SOUTH SUDAN: “South Sudan ranks 128th out of 180 countries in the World Press Freedom Index, with journalists facing censorship, threats and intimidation, unlawful arrest and death. In addition, journalists undergo trauma from reporting on ongoing violence, and are often unable to afford psychological support due to low wages. As a result, many journalists have joined NGOs and the private sector in search of better pay and safer work environments, hollowing out the already-struggling media space in the country.”

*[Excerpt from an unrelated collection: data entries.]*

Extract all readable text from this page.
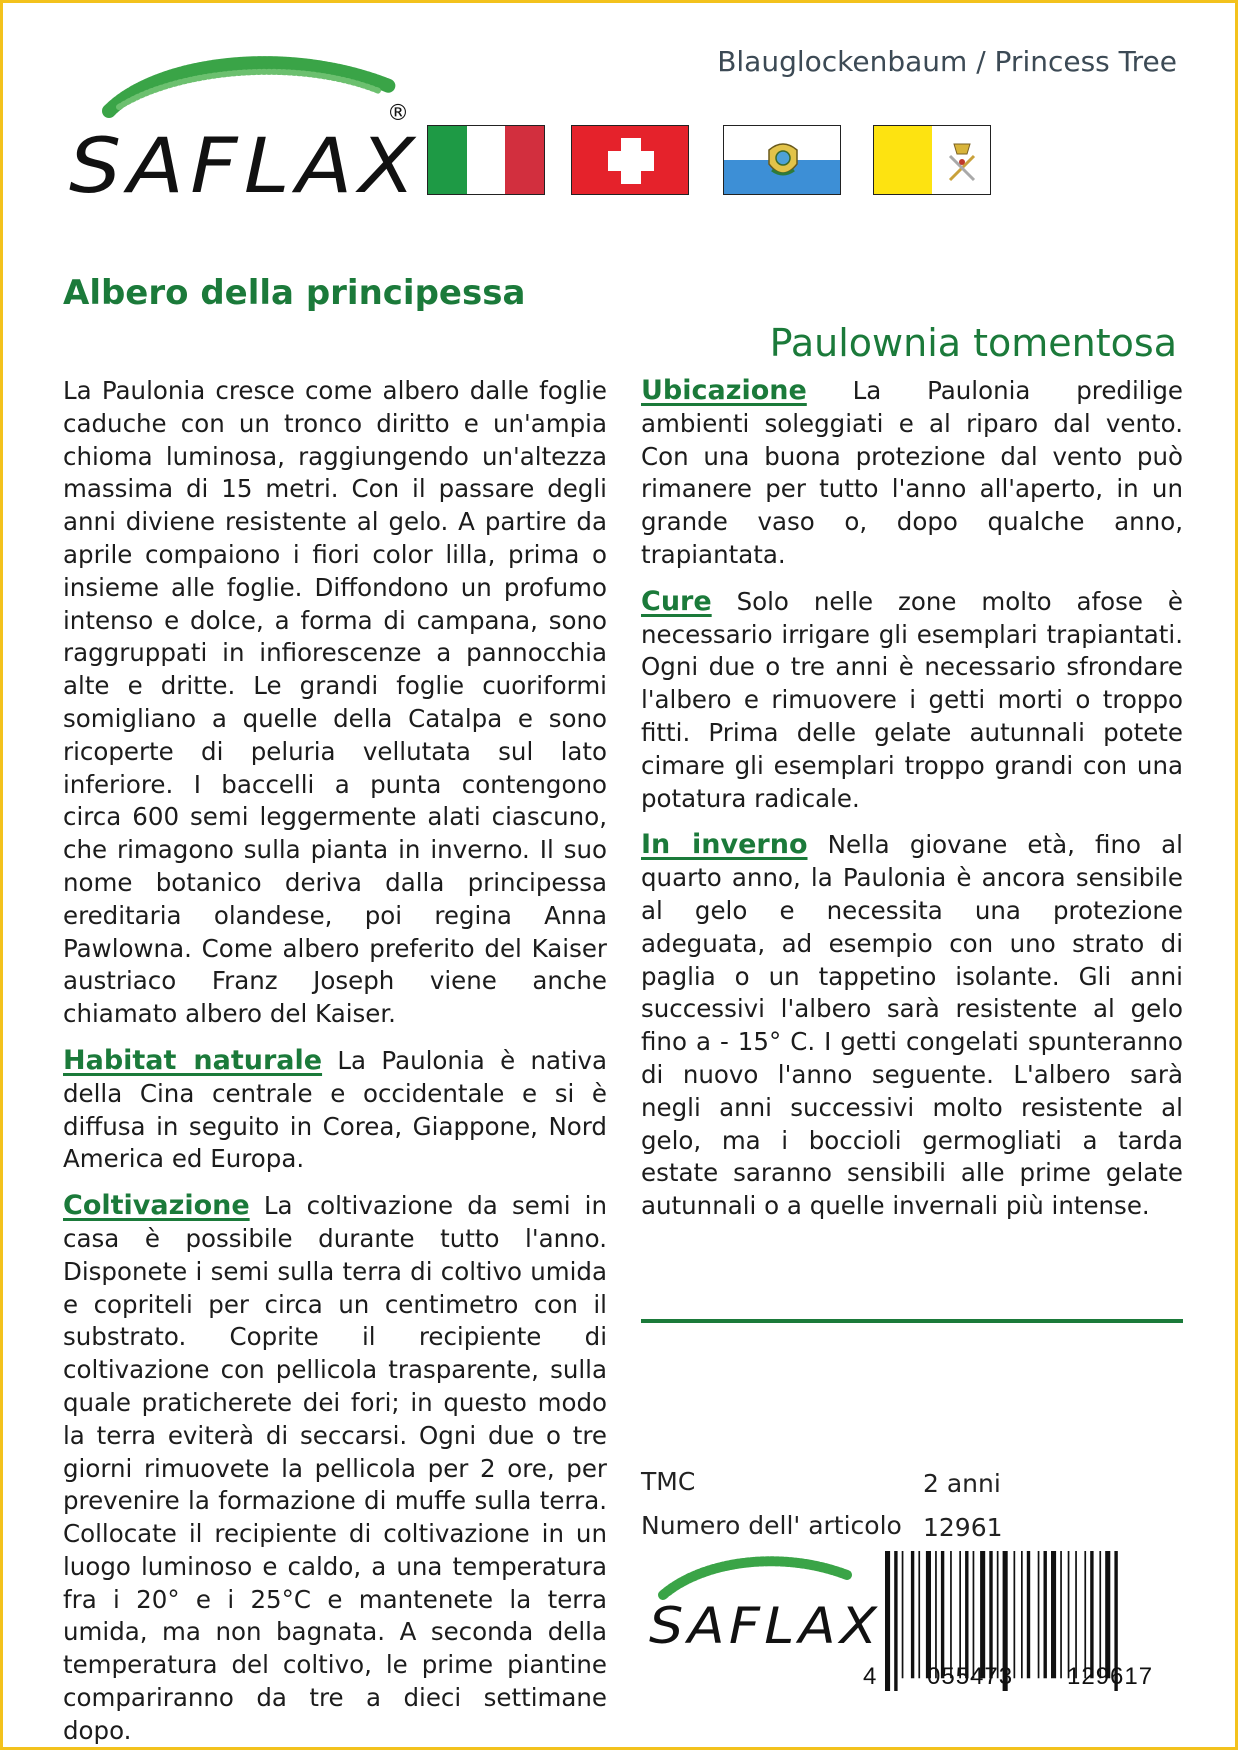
SAFLAX
®
Blauglockenbaum / Princess Tree
Albero della principessa
Paulownia tomentosa

La Paulonia cresce come albero dalle foglie caduche con un tronco diritto e un'ampia chioma luminosa, raggiungendo un'altezza massima di 15 metri. Con il passare degli anni diviene resistente al gelo. A partire da aprile compaiono i fiori color lilla, prima o insieme alle foglie. Diffondono un profumo intenso e dolce, a forma di campana, sono raggruppati in infiorescenze a pannocchia alte e dritte. Le grandi foglie cuoriformi somigliano a quelle della Catalpa e sono ricoperte di peluria vellutata sul lato inferiore. I baccelli a punta contengono circa 600 semi leggermente alati ciascuno, che rimagono sulla pianta in inverno. Il suo nome botanico deriva dalla principessa ereditaria olandese, poi regina Anna Pawlowna. Come albero preferito del Kaiser austriaco Franz Joseph viene anche chiamato albero del Kaiser.

Habitat naturale La Paulonia è nativa della Cina centrale e occidentale e si è diffusa in seguito in Corea, Giappone, Nord America ed Europa.

Coltivazione La coltivazione da semi in casa è possibile durante tutto l'anno. Disponete i semi sulla terra di coltivo umida e copriteli per circa un centimetro con il substrato. Coprite il recipiente di coltivazione con pellicola trasparente, sulla quale praticherete dei fori; in questo modo la terra eviterà di seccarsi. Ogni due o tre giorni rimuovete la pellicola per 2 ore, per prevenire la formazione di muffe sulla terra. Collocate il recipiente di coltivazione in un luogo luminoso e caldo, a una temperatura fra i 20° e i 25°C e mantenete la terra umida, ma non bagnata. A seconda della temperatura del coltivo, le prime piantine compariranno da tre a dieci settimane dopo.

Ubicazione La Paulonia predilige ambienti soleggiati e al riparo dal vento. Con una buona protezione dal vento può rimanere per tutto l'anno all'aperto, in un grande vaso o, dopo qualche anno, trapiantata.

Cure Solo nelle zone molto afose è necessario irrigare gli esemplari trapiantati. Ogni due o tre anni è necessario sfrondare l'albero e rimuovere i getti morti o troppo fitti. Prima delle gelate autunnali potete cimare gli esemplari troppo grandi con una potatura radicale.

In inverno Nella giovane età, fino al quarto anno, la Paulonia è ancora sensibile al gelo e necessita una protezione adeguata, ad esempio con uno strato di paglia o un tappetino isolante. Gli anni successivi l'albero sarà resistente al gelo fino a - 15° C. I getti congelati spunteranno di nuovo l'anno seguente. L'albero sarà negli anni successivi molto resistente al gelo, ma i boccioli germogliati a tarda estate saranno sensibili alle prime gelate autunnali o a quelle invernali più intense.

TMC	2 anni
Numero dell' articolo 12961
SAFLAX
4 055473 129617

INDIA: Rahu Soni, an executive editor with HarperCollins, India, and a Frankfurt Fellow for 2022 talked about Indian publishing. “While the market for books is huge here, the audience is still an aspirational one. They’re looking for works that have utility, that will help improve their lives in some concrete immediate way, or at least hold out the promise to, books that will teach them things or that will reaffirm their existing convictions and beliefs rather than challenging them. Literature is still considered very much a luxury in the Indian market, which one may not agree with but it’s understandable in a nation that’s still struggling economically and on many basic indices of development.”
QUOTE OF THE DAY
“Don’t bend; don’t water it down; don’t try to make it logical; don’t edit your own soul according to the fashion. Rather, follow your most intense obsessions mercilessly.”